Guyana’s President David Granger says gov’t will continue seeking the best advice for future negotiations of oil contracts while pointing out that once international agreements are entered, there is “no question” of renegotiation.
Explaining that arrangements with ExxonMobil will be subject to “review” by the Department of Energy, he added, “but once international contracts have been engaged in, there is no question of removal or renegotiation of those contracts. We will move forward and ensure that we continue to get the best advice before we engage in any other negotiations…”
Speaking at his first press conference for 2018, the leader of the South American country stated that Government did the best that it could at the time of negotiation with ExxonMobil.

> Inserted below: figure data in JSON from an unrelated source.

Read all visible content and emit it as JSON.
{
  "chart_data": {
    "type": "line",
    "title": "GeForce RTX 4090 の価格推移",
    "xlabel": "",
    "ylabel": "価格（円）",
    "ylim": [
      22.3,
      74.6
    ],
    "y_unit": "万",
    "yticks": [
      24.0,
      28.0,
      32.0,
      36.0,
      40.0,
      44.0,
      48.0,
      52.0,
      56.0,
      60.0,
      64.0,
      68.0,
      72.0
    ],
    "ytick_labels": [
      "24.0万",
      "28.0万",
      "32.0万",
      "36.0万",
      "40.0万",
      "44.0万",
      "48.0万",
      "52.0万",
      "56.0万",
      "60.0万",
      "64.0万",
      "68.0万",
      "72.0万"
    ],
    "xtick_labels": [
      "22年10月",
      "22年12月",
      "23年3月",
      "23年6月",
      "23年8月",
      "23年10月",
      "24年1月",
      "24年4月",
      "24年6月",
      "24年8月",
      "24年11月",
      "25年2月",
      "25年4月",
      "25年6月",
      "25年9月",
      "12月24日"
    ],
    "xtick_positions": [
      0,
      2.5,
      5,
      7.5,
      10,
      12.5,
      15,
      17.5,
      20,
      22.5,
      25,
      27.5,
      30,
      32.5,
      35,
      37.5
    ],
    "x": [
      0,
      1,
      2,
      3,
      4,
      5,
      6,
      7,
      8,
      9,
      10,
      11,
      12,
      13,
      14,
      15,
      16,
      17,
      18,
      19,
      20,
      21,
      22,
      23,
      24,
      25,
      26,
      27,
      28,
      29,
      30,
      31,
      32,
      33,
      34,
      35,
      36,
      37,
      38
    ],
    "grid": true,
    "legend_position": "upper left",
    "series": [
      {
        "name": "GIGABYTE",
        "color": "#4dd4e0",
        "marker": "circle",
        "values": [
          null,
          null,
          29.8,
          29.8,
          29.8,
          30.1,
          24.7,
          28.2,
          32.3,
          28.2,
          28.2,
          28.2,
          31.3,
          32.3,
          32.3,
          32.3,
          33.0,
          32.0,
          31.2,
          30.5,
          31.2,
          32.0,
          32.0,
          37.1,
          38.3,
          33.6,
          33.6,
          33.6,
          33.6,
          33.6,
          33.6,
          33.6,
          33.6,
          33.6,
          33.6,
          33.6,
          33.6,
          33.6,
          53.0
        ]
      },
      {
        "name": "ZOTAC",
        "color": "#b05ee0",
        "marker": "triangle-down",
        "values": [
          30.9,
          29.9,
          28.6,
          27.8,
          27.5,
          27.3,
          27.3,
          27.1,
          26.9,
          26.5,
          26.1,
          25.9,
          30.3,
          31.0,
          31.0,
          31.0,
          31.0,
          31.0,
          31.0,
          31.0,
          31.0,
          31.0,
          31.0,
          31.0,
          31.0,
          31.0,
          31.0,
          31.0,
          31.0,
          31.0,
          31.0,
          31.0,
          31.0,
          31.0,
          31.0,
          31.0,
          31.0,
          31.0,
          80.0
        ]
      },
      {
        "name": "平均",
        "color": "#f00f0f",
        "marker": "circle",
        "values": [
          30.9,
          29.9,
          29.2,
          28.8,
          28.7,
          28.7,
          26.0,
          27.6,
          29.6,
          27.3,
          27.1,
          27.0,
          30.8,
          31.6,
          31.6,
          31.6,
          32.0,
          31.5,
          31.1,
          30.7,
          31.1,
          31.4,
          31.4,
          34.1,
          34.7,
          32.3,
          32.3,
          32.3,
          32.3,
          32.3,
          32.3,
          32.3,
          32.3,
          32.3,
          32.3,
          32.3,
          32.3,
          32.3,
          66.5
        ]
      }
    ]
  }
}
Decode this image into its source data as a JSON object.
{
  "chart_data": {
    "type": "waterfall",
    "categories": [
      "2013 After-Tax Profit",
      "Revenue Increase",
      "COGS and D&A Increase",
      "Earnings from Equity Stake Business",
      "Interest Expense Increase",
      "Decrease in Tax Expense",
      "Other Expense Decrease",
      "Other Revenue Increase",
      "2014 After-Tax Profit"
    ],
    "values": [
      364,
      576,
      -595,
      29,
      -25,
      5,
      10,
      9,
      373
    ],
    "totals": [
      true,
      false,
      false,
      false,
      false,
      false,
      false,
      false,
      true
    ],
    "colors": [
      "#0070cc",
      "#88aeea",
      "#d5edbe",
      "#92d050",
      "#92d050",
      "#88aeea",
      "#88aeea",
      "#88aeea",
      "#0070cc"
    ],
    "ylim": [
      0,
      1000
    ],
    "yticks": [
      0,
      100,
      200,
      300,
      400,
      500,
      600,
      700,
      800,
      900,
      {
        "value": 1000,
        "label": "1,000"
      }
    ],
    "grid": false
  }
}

The President’s comments came in response to a question from the media about whether, in hindsight, he thought his administration should have pushed for a deal with more favourable terms to the country, especially in light of the company’s multiple discoveries of oil since the initial Liza world class discovery in 2015.
The initial agreement with ExxonMobil was signed in 1999 by the then PPP-led government and later amended in 2016 after the multi-party APNU+AFC took up office. Guyana is set to receive 2 percent royalty and 50 percent profit oil when production begins in 2020. The country also received a US$18M signing bonus when the contract was amended. Concerns have been raised that Guyana could have secured higher returns, leading to calls for a renegotiation of the deal.
“Given the circumstances at the time I think the Government did what was in the realm of possibility. I do not want to answer your question in the way you might feel it should be answered…given the situation at the time, I felt that we did the best that we could, given the circumstances,” the President said.
ExxonMobil on Friday announced its ninth discovery offshore Guyana at the Hammerhead-1 well adding to reserves that already exceed 4 billion barrels of oil.
Giving an update on checks and balances Guyana is putting in place to monitor all aspects of the oil company’s operations, including its operating costs, the President pointed out that the Commissioner General of the Guyana Revenue Authority (GRA) has been steadily building capacity to conduct comprehensive audits of pre-contract costs.
“Right now he feels that he could undertake those audits. Like other Government departments, as of 2015, we did not have the requisite personnel in place to conduct reviews or to conduct audits of such a large industry. This is happening now. He is training persons; he is recruiting people with the talent… I am convinced that he is building capacity and we will be able to conduct that audit,” the President said.
The President’s statement follows comments by Guyana’s Finance Minister Winston Jordan who told reporters in August that Guyana lacks the capacity to audit the pre-contract costs.
Jordan at the time reportedly stated that there were hardly any skills available at the time to conduct the audit.
President Granger said Government as a whole is refashioning its institutions to deal with this new industry. This is necessary since Guyana has never had such an industry and Government therefore needs time to prepare. The President assured that preparations for the industry are ongoing and are being done methodically, systematically and properly.